Tomorrow, I am testifying before the Senate Banking Committee at a hearing entitled Principles of Housing Finance Reform. This will be an excellent opportunity for to discuss the merits of MBA’s recently released housing finance reform proposal, which addresses the future of the secondary mortgage market.
Conservatorship of the GSEs has already persisted far longer than was ever intended. And while the Federal Housing Finance Agency (FHFA) has taken important administrative steps during this period, an extended conservatorship is economically and politically unsustainable.
MBA has long advocated for comprehensive GSE reform that protects small lenders, provides a stable foundation for the secondary mortgage market, and preserves access to 30 year fixed rate mortgages. What I will emphasize tomorrow, and what is highlighted in our proposal, is that any comprehensive GSE reform effort must balance three major priorities: 1) taxpayer protection; 2) investor returns; and 3) consumer cost and access to credit.
To remedy that, MBA’s proposal is guided by core principles which will lead to a stable secondary mortgage market:
- Preserve the 30-year, fixed-rate, prepayable single-family mortgage, as well as long-term financing for multifamily mortgages;
- Maintain a deep, liquid to-be-announced (TBA) market for securities backed by conventional single-family loans;
- Attract global capital and preserve liquidity during times of economic stress through an explicit government guarantee for eligible MBS backed by single-family or multifamily mortgages;
- Limit the explicit government guarantee to the eligible MBS, while prohibiting the extension of the guarantee to the equity or debt of the Guarantors;
- Require the Guarantors to support an effective national affordable-housing strategy that helps meet the needs of low-income and underserved households and communities;
- Support a competitive market and a level playing field for lenders of all sizes and business models;
- Enable a robust, innovative, and purely private mortgage market to coexist alongside the government-backed market;
- Preserve existing multifamily financing executions and permit new options;
- Establish a strong, transparent regulatory framework that promotes liquidity while protecting the taxpayers;
- Ensure that private capital assumes most of the credit risk ahead of the taxpayer;
- Ensure continuous liquidity in the event of a systemic crisis; and
- Minimize any disruption of the mortgage markets during the transition to the end state.
Calls to simply recapitalize the GSEs and allow them to operate without further structural changes are misguided. Under such plans, the post-crisis reforms already achieved could be reversed at the discretion of future FHFA directors. And recapitalization absent comprehensive legislation would likely embolden those who seek private profit at the expense of sound public policy, while mortgage market participants may lose confidence in the prospects of serious reform, creating further uncertainty around business planning.

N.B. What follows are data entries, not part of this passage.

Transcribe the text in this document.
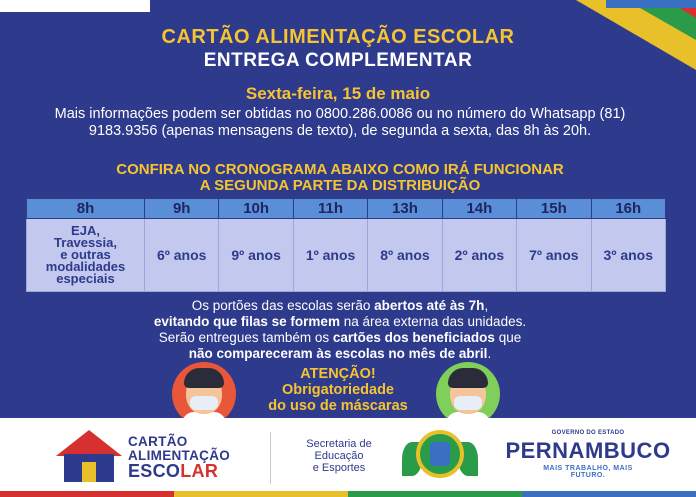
CARTÃO ALIMENTAÇÃO ESCOLAR
ENTREGA COMPLEMENTAR
Sexta-feira, 15 de maio
Mais informações podem ser obtidas no 0800.286.0086 ou no número do Whatsapp (81) 9183.9356 (apenas mensagens de texto), de segunda a sexta, das 8h às 20h.
CONFIRA NO CRONOGRAMA ABAIXO COMO IRÁ FUNCIONAR
A SEGUNDA PARTE DA DISTRIBUIÇÃO
8h	9h	10h	11h	13h	14h	15h	16h

EJA,
Travessia,
e outras
modalidades
especiais	6º anos	9º anos	1º anos	8º anos	2º anos	7º anos	3º anos
Os portões das escolas serão abertos até às 7h,
evitando que filas se formem na área externa das unidades.
Serão entregues também os cartões dos beneficiados que
não compareceram às escolas no mês de abril.
ATENÇÃO!
Obrigatoriedade
do uso de máscaras
CARTÃO
ALIMENTAÇÃO
ESCOLAR
Secretaria de
Educação
e Esportes
GOVERNO DO ESTADO
PERNAMBUCO
MAIS TRABALHO, MAIS FUTURO.
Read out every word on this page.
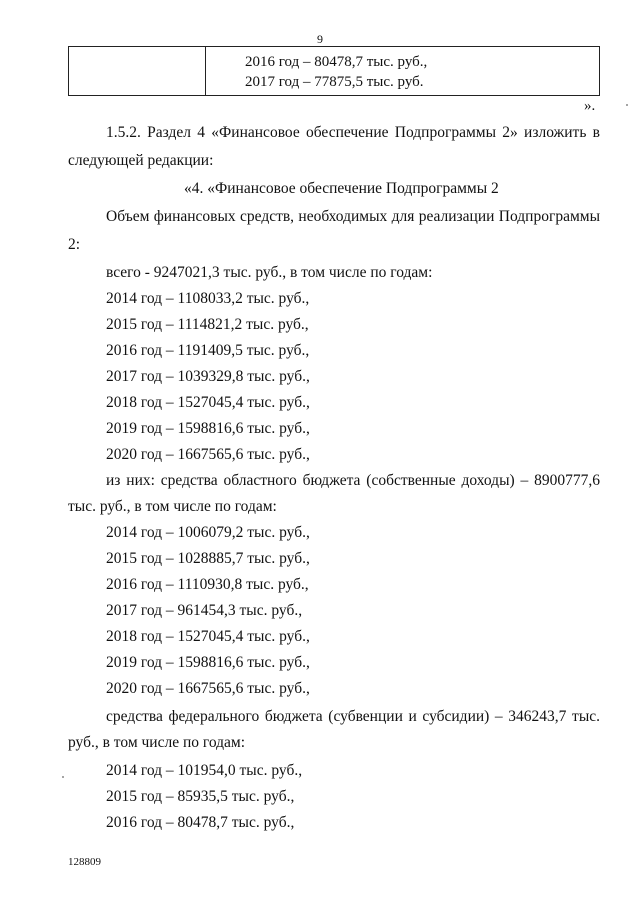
9
2016 год – 80478,7 тыс. руб.,
2017 год – 77875,5 тыс. руб.
».
1.5.2. Раздел 4 «Финансовое обеспечение Подпрограммы 2» изложить в
следующей редакции:
«4. «Финансовое обеспечение Подпрограммы 2
Объем финансовых средств, необходимых для реализации Подпрограммы
2:
всего - 9247021,3 тыс. руб., в том числе по годам:
2014 год – 1108033,2 тыс. руб.,
2015 год – 1114821,2 тыс. руб.,
2016 год – 1191409,5 тыс. руб.,
2017 год – 1039329,8 тыс. руб.,
2018 год – 1527045,4 тыс. руб.,
2019 год – 1598816,6 тыс. руб.,
2020 год – 1667565,6 тыс. руб.,
из них: средства областного бюджета (собственные доходы) – 8900777,6
тыс. руб., в том числе по годам:
2014 год – 1006079,2 тыс. руб.,
2015 год – 1028885,7 тыс. руб.,
2016 год – 1110930,8 тыс. руб.,
2017 год – 961454,3 тыс. руб.,
2018 год – 1527045,4 тыс. руб.,
2019 год – 1598816,6 тыс. руб.,
2020 год – 1667565,6 тыс. руб.,
средства федерального бюджета (субвенции и субсидии) – 346243,7 тыс.
руб., в том числе по годам:
2014 год – 101954,0 тыс. руб.,
2015 год – 85935,5 тыс. руб.,
2016 год – 80478,7 тыс. руб.,
128809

We cannot go back to a housing finance system that provides private gains when markets are strong yet relies on support from taxpayers when losses occur. Only by enacting comprehensive legislative reform can borrowers, lenders, and investors realize the full benefits of a diverse, competitive primary market and a vibrant, liquid secondary market. The hard work of reform should proceed without delay. MBA is committed to working with Congress and the Administration to build a solid and durable foundation for the secondary mortgage market.